Feature Selection using Dummy Variables in Linear Regression

warrenpayne · May 13, 2022, 5:05pm

Am using the Feature Selection node in a linear regression model where the model includes dummy variables. I want to validate my understanding regarding the inclusion/exclusion of dummies with p-values indicating insignificance.

I believe that regardless of whether a specific dummy is significant or not, if one dummy is significant then they must all be included i.e. the (k-1) dummies actually included in the model as well as the reference dummy.

The KNIME Feature Selection Filter node will actually identify models where only one of the dummy variables is included in a referenced model. I believe this is misleading. How should I interpret the output of the Feature Selection Filter node in this case. Thanks in advance for any guidance!

Kathrin · May 17, 2022, 3:21pm

Hi @warrenpayne and welcome to the KNIME Community Forum,

a few questions to understand your workflow

Are the columns Europe, USA and Japan your dummy variables?
If yes, have you created them before using the Linear Regression Learner node?

The linear regression learner node automatically creates dummy variables for string columns. In that case you would get the expected behavior.

Cheers
Kathrin

warrenpayne · May 19, 2022, 12:44pm

Thanks Kathrin - Yes, “Europe”, “USA”, and “Japan” are the dummy variables. My point is that the feature selection node identifies models with only a single dummy variable included. As a practical matter, you would never deploy such a model i.e. if one dummy is important, then they must all be included in the model, otherwise, there is no way to interpret the regression coefficients.

Kathrin · May 20, 2022, 6:30am

Hi @warrenpayne,

for me it looks like you are creating the dummy variables before using the Linear Regression Learner node.
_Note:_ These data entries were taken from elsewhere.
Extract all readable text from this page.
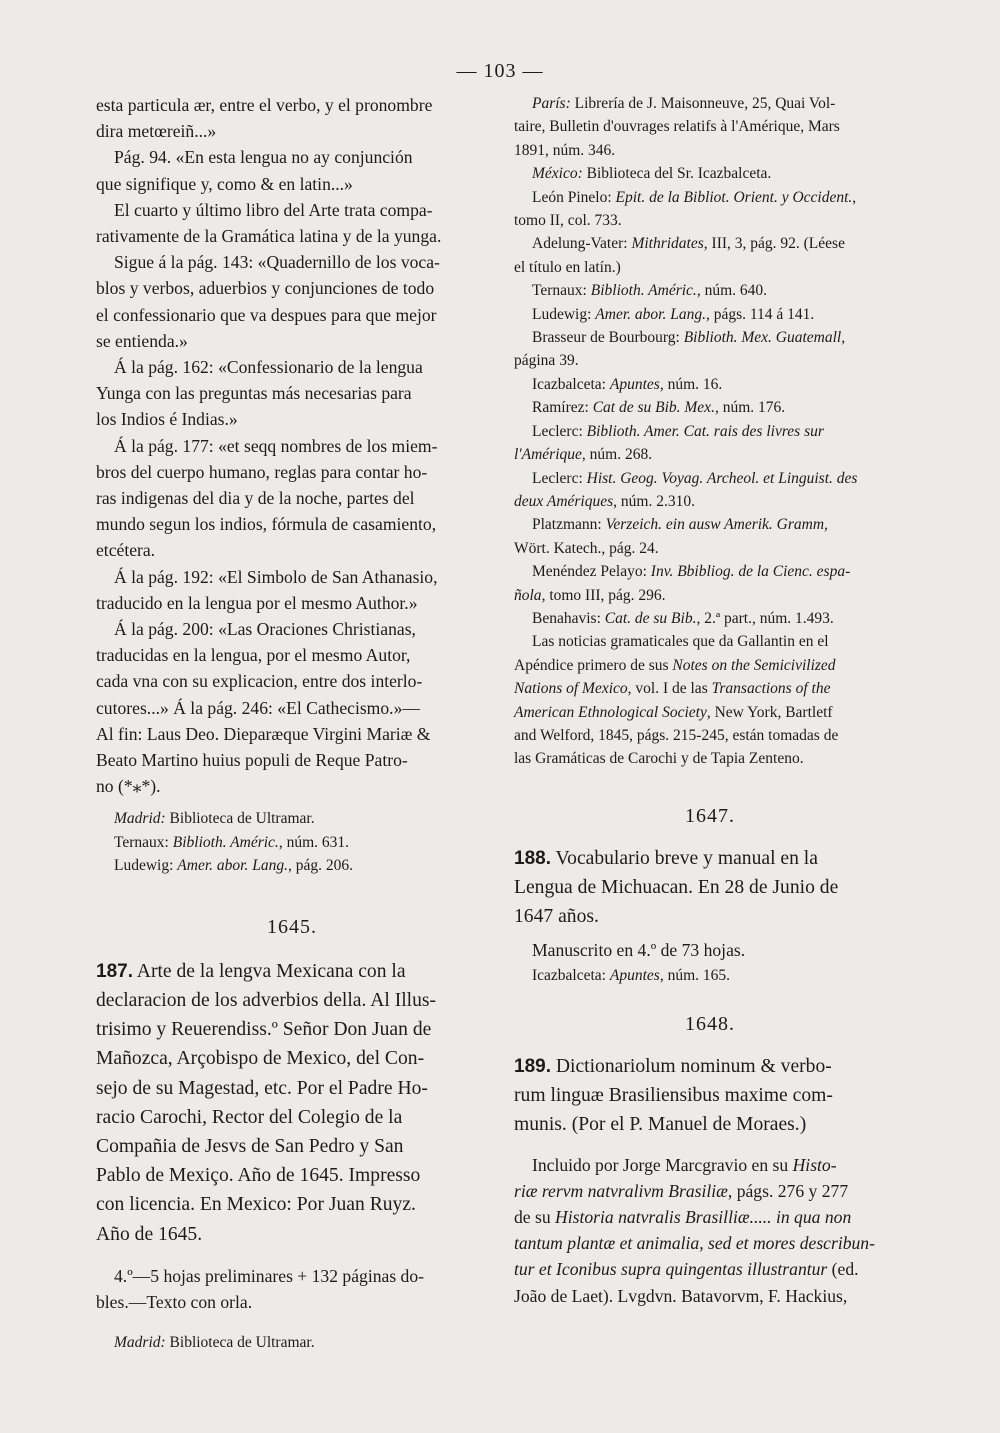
— 103 —

esta particula ær, entre el verbo, y el pronombre
dira metœreiñ...»

Pág. 94. «En esta lengua no ay conjunción
que signifique y, como & en latin...»

El cuarto y último libro del Arte trata compa-
rativamente de la Gramática latina y de la yunga.

Sigue á la pág. 143: «Quadernillo de los voca-
blos y verbos, aduerbios y conjunciones de todo
el confessionario que va despues para que mejor
se entienda.»

Á la pág. 162: «Confessionario de la lengua
Yunga con las preguntas más necesarias para
los Indios é Indias.»

Á la pág. 177: «et seqq nombres de los miem-
bros del cuerpo humano, reglas para contar ho-
ras indigenas del dia y de la noche, partes del
mundo segun los indios, fórmula de casamiento,
etcétera.

Á la pág. 192: «El Simbolo de San Athanasio,
traducido en la lengua por el mesmo Author.»

Á la pág. 200: «Las Oraciones Christianas,
traducidas en la lengua, por el mesmo Autor,
cada vna con su explicacion, entre dos interlo-
cutores...» Á la pág. 246: «El Cathecismo.»—
Al fin: Laus Deo. Dieparæque Virgini Mariæ &
Beato Martino huius populi de Reque Patro-
no (*⁎*).

Madrid: Biblioteca de Ultramar.

Ternaux: Biblioth. Améric., núm. 631.

Ludewig: Amer. abor. Lang., pág. 206.

1645.

187. Arte de la lengva Mexicana con la
declaracion de los adverbios della. Al Illus-
trisimo y Reuerendiss.º Señor Don Juan de
Mañozca, Arçobispo de Mexico, del Con-
sejo de su Magestad, etc. Por el Padre Ho-
racio Carochi, Rector del Colegio de la
Compañia de Jesvs de San Pedro y San
Pablo de Mexiço. Año de 1645. Impresso
con licencia. En Mexico: Por Juan Ruyz.
Año de 1645.

4.º—5 hojas preliminares + 132 páginas do-
bles.—Texto con orla.

Madrid: Biblioteca de Ultramar.

París: Librería de J. Maisonneuve, 25, Quai Vol-
taire, Bulletin d'ouvrages relatifs à l'Amérique, Mars
1891, núm. 346.

México: Biblioteca del Sr. Icazbalceta.

León Pinelo: Epit. de la Bibliot. Orient. y Occident.,
tomo II, col. 733.

Adelung-Vater: Mithridates, III, 3, pág. 92. (Léese
el título en latín.)

Ternaux: Biblioth. Améric., núm. 640.

Ludewig: Amer. abor. Lang., págs. 114 á 141.

Brasseur de Bourbourg: Biblioth. Mex. Guatemall,
página 39.

Icazbalceta: Apuntes, núm. 16.

Ramírez: Cat de su Bib. Mex., núm. 176.

Leclerc: Biblioth. Amer. Cat. rais des livres sur
l'Amérique, núm. 268.

Leclerc: Hist. Geog. Voyag. Archeol. et Linguist. des
deux Amériques, núm. 2.310.

Platzmann: Verzeich. ein ausw Amerik. Gramm,
Wört. Katech., pág. 24.

Menéndez Pelayo: Inv. Bbibliog. de la Cienc. espa-
ñola, tomo III, pág. 296.

Benahavis: Cat. de su Bib., 2.ª part., núm. 1.493.

Las noticias gramaticales que da Gallantin en el
Apéndice primero de sus Notes on the Semicivilized
Nations of Mexico, vol. I de las Transactions of the
American Ethnological Society, New York, Bartletf
and Welford, 1845, págs. 215-245, están tomadas de
las Gramáticas de Carochi y de Tapia Zenteno.

1647.

188. Vocabulario breve y manual en la
Lengua de Michuacan. En 28 de Junio de
1647 años.

Manuscrito en 4.º de 73 hojas.

Icazbalceta: Apuntes, núm. 165.

1648.

189. Dictionariolum nominum & verbo-
rum linguæ Brasiliensibus maxime com-
munis. (Por el P. Manuel de Moraes.)

Incluido por Jorge Marcgravio en su Histo-
riæ rervm natvralivm Brasiliæ, págs. 276 y 277
de su Historia natvralis Brasilliæ..... in qua non
tantum plantæ et animalia, sed et mores describun-
tur et Iconibus supra quingentas illustrantur (ed.
João de Laet). Lvgdvn. Batavorvm, F. Hackius,
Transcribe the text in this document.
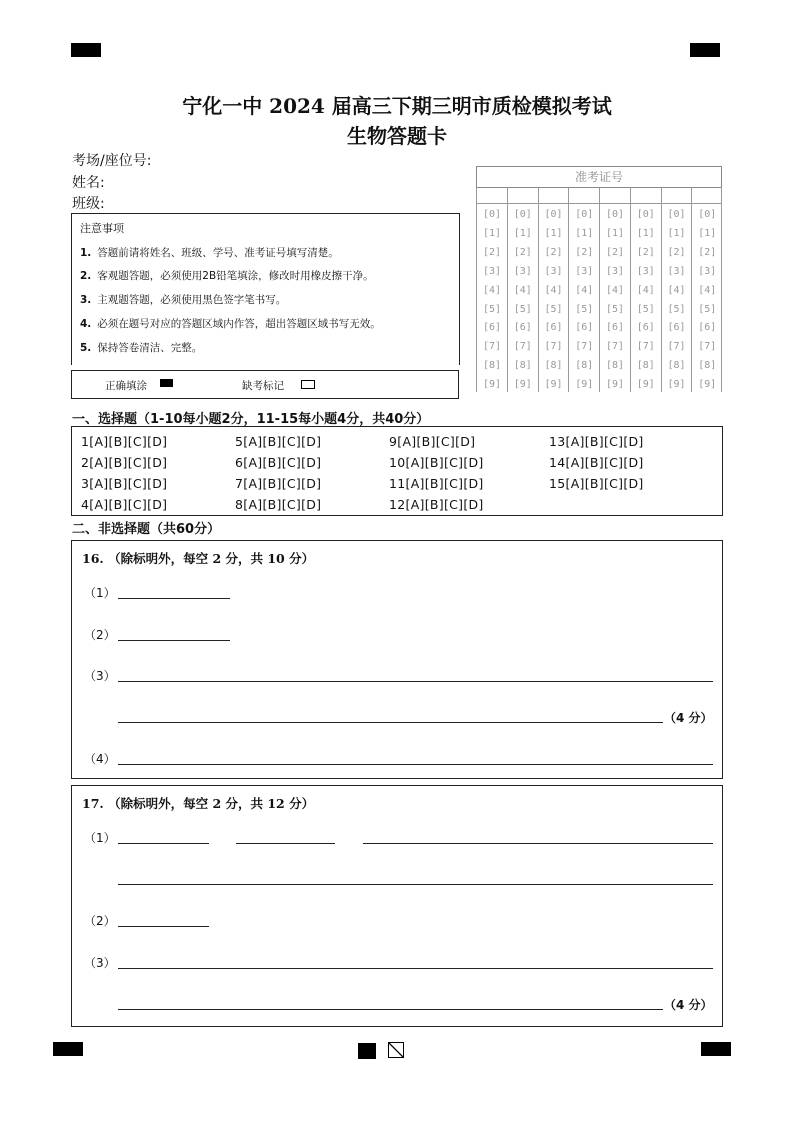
宁化一中 2024 届高三下期三明市质检模拟考试
生物答题卡
考场/座位号:
姓名:
班级:
注意事项
1. 答题前请将姓名、班级、学号、准考证号填写清楚。
2. 客观题答题，必须使用2B铅笔填涂，修改时用橡皮擦干净。
3. 主观题答题，必须使用黑色签字笔书写。
4. 必须在题号对应的答题区域内作答，超出答题区域书写无效。
5. 保持答卷清洁、完整。
正确填涂	缺考标记
准考证号
[0]
[1]
[2]
[3]
[4]
[5]
[6]
[7]
[8]
[9]
[0]
[1]
[2]
[3]
[4]
[5]
[6]
[7]
[8]
[9]
[0]
[1]
[2]
[3]
[4]
[5]
[6]
[7]
[8]
[9]
[0]
[1]
[2]
[3]
[4]
[5]
[6]
[7]
[8]
[9]
[0]
[1]
[2]
[3]
[4]
[5]
[6]
[7]
[8]
[9]
[0]
[1]
[2]
[3]
[4]
[5]
[6]
[7]
[8]
[9]
[0]
[1]
[2]
[3]
[4]
[5]
[6]
[7]
[8]
[9]
[0]
[1]
[2]
[3]
[4]
[5]
[6]
[7]
[8]
[9]
一、选择题（1-10每小题2分，11-15每小题4分，共40分）
二、非选择题（共60分）
16. （除标明外，每空 2 分，共 10 分）
（1）
（2）
（3）
（4 分）
（4）
17. （除标明外，每空 2 分，共 12 分）
（1）
（2）
（3）
（4 分）
1[A][B][C][D]
2[A][B][C][D]
3[A][B][C][D]
4[A][B][C][D]
5[A][B][C][D]
6[A][B][C][D]
7[A][B][C][D]
8[A][B][C][D]
9[A][B][C][D]
10[A][B][C][D]
11[A][B][C][D]
12[A][B][C][D]
13[A][B][C][D]
14[A][B][C][D]
15[A][B][C][D]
Is that correct?

Cheers
Kathrin

warrenpayne · May 24, 2022, 10:58am

Yes, that is correct.

Kathrin · May 25, 2022, 7:01am

In that case KNIME doesn’t know which of your columns are dummy variables and therefore can’t take this information into account in the Feature Selection Filter node.
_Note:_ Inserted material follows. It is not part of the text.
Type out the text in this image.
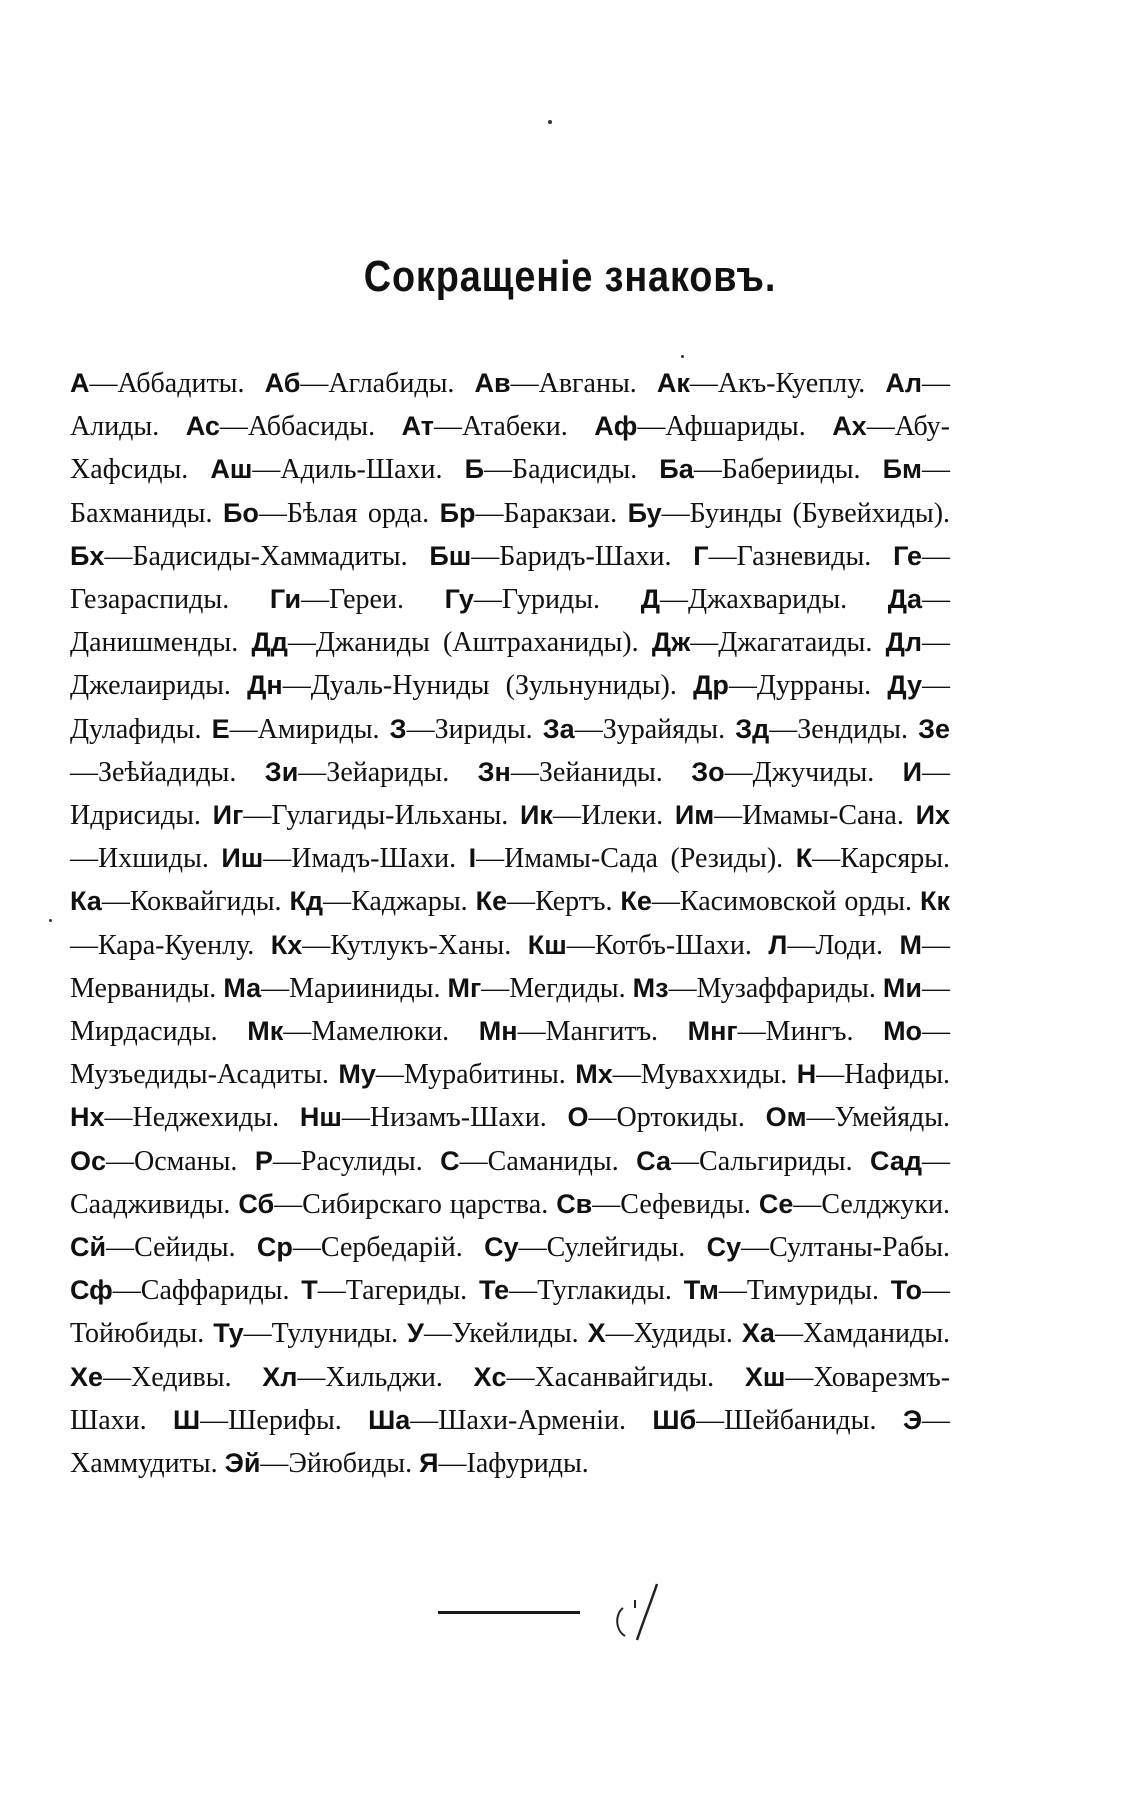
Сокращеніе знаковъ.
А—Аббадиты. Аб—Аглабиды. Ав—Авганы. Ак—Акъ-Куеплу. Ал—Алиды. Ас—Аббасиды. Ат—Атабеки. Аф—Афшариды. Ах—Абу-Хафсиды. Аш—Адиль-Шахи. Б—Бадисиды. Ба—Баберииды. Бм—Бахманиды. Бо—Бѣлая орда. Бр—Баракзаи. Бу—Буинды (Бувейхиды). Бх—Бадисиды-Хаммадиты. Бш—Баридъ-Шахи. Г—Газневиды. Ге—Гезараспиды. Ги—Гереи. Гу—Гуриды. Д—Джахвариды. Да—Данишменды. Дд—Джаниды (Аштраханиды). Дж—Джагатаиды. Дл—Джелаириды. Дн—Дуаль-Нуниды (Зульнуниды). Др—Дурраны. Ду—Дулафиды. Е—Амириды. З—Зириды. За—Зурайяды. Зд—Зендиды. Зе—Зеѣйадиды. Зи—Зейариды. Зн—Зейаниды. Зо—Джучиды. И—Идрисиды. Иг—Гулагиды-Ильханы. Ик—Илеки. Им—Имамы-Сана. Их—Ихшиды. Иш—Имадъ-Шахи. І—Имамы-Сада (Резиды). К—Карсяры. Ка—Коквайгиды. Кд—Каджары. Ке—Кертъ. Ке—Касимовской орды. Кк—Кара-Куенлу. Кх—Кутлукъ-Ханы. Кш—Котбъ-Шахи. Л—Лоди. М—Мерваниды. Ма—Марииниды. Мг—Мегдиды. Мз—Музаффариды. Ми—Мирдасиды. Мк—Мамелюки. Мн—Мангитъ. Мнг—Мингъ. Мо—Музъедиды-Асадиты. Му—Мурабитины. Мх—Муваххиды. Н—Нафиды. Нх—Неджехиды. Нш—Низамъ-Шахи. О—Ортокиды. Ом—Умейяды. Ос—Османы. Р—Расулиды. С—Саманиды. Са—Сальгириды. Сад—Саадживиды. Сб—Сибирскаго царства. Св—Сефевиды. Се—Селджуки. Сй—Сейиды. Ср—Сербедарій. Су—Сулейгиды. Су—Султаны-Рабы. Сф—Саффариды. Т—Тагериды. Те—Туглакиды. Тм—Тимуриды. То—Тойюбиды. Ту—Тулуниды. У—Укейлиды. Х—Худиды. Ха—Хамданиды. Хе—Хедивы. Хл—Хильджи. Хс—Хасанвайгиды. Хш—Ховарезмъ-Шахи. Ш—Шерифы. Ша—Шахи-Арменіи. Шб—Шейбаниды. Э—Хаммудиты. Эй—Эйюбиды. Я—Іафуриды.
On the other hand if you don’t create your dummy variables in advance and let the Linear Regression Learner node create the dummy variables in the background you will get the expected behavior.

Cheers
Kathrin

warrenpayne · May 25, 2022, 11:57am

Thank you for your help! Regards.

system · August 23, 2022, 11:58am

This topic was automatically closed 90 days after the last reply. New replies are no longer allowed.